A skill that claims to be skillshield-dev/[email protected] should match the signed hash in the registry it was published to. If the on-disk hash doesn't match the registry record, something changed outside of the official update process. This is the core check for detecting compromised or modified skills.
Step 3: Inspect capability declarations against actual runtime behavior.
A skill that declares it only needs read access to two specific tools shouldn't be making outbound HTTP calls or accessing filesystem paths. Behavioral drift between declared capabilities and observed calls is an early indicator of post-install modification.
Step 4: Check for known payload patterns across the dependency tree.
Lakera's 2,200+ variant dataset means signature matching alone won't catch everything, but it will catch the lazy implementations. A scan against known-bad payload patterns across the full dependency tree — not just the top-level skill — catches the majority of cases in the wild.
Step 5: Establish a drift baseline and monitor continuously.
The rugpull attack only works if the swap goes unnoticed. Setting a cryptographic baseline for each installed skill and running diffs against that baseline on each update catches swaps before they execute.
The query cluster that's forming now
Based on community threads and search data from the last 7 days, the following query clusters are currently unowned:
how to audit AI agent skills— no dedicated result exists; answers are buried in generic AI security postsAI skill security scanner— mostly landing on generic tool pages, not practitioner guidesMCP rugpull attack— CrowdStrike's own post plus two news articles, no how-to contentAI agent tool drift detection— zero owned pages matching the exact phrasemalicious skill detector— thin results, no authoritative practitioner resource
This content addresses all five with specifics.
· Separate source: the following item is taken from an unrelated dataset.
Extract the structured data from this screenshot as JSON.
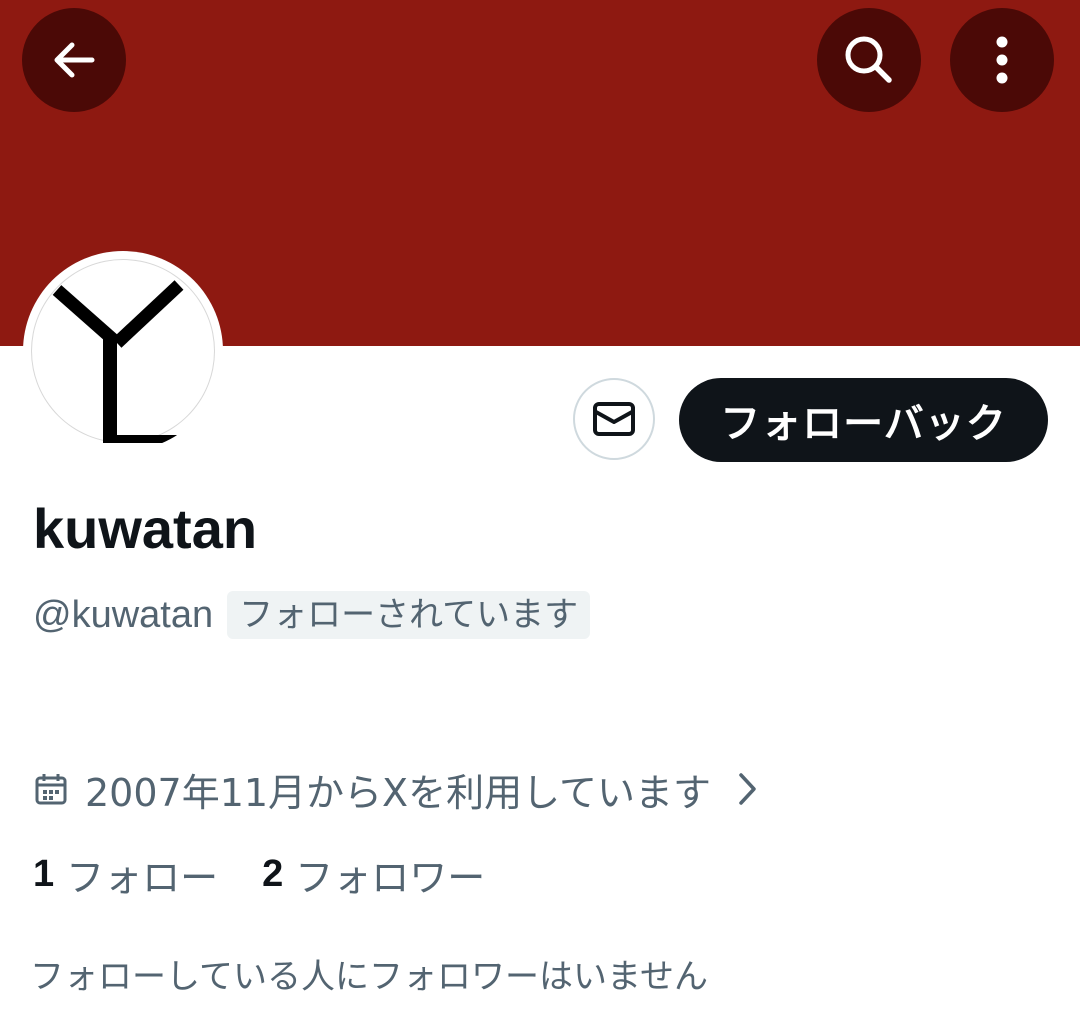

The window is open because the vocabulary was only formally introduced this week.
The bottom line
A curated marketplace is a filter at the front door. It matters. But it doesn't audit what you installed last month, it doesn't watch for post-install drift, and it doesn't cover every source your team pulls from.
The threat model CrowdStrike named this week — the rugpull — is a post-install problem by definition. The defenses that match that threat model are also post-install: continuous scanning, behavioral drift detection, and cryptographic verification that runs every time a skill is invoked, not just at installation.
That's the audit layer Chainguard's launch confirms the market is ready to pay for.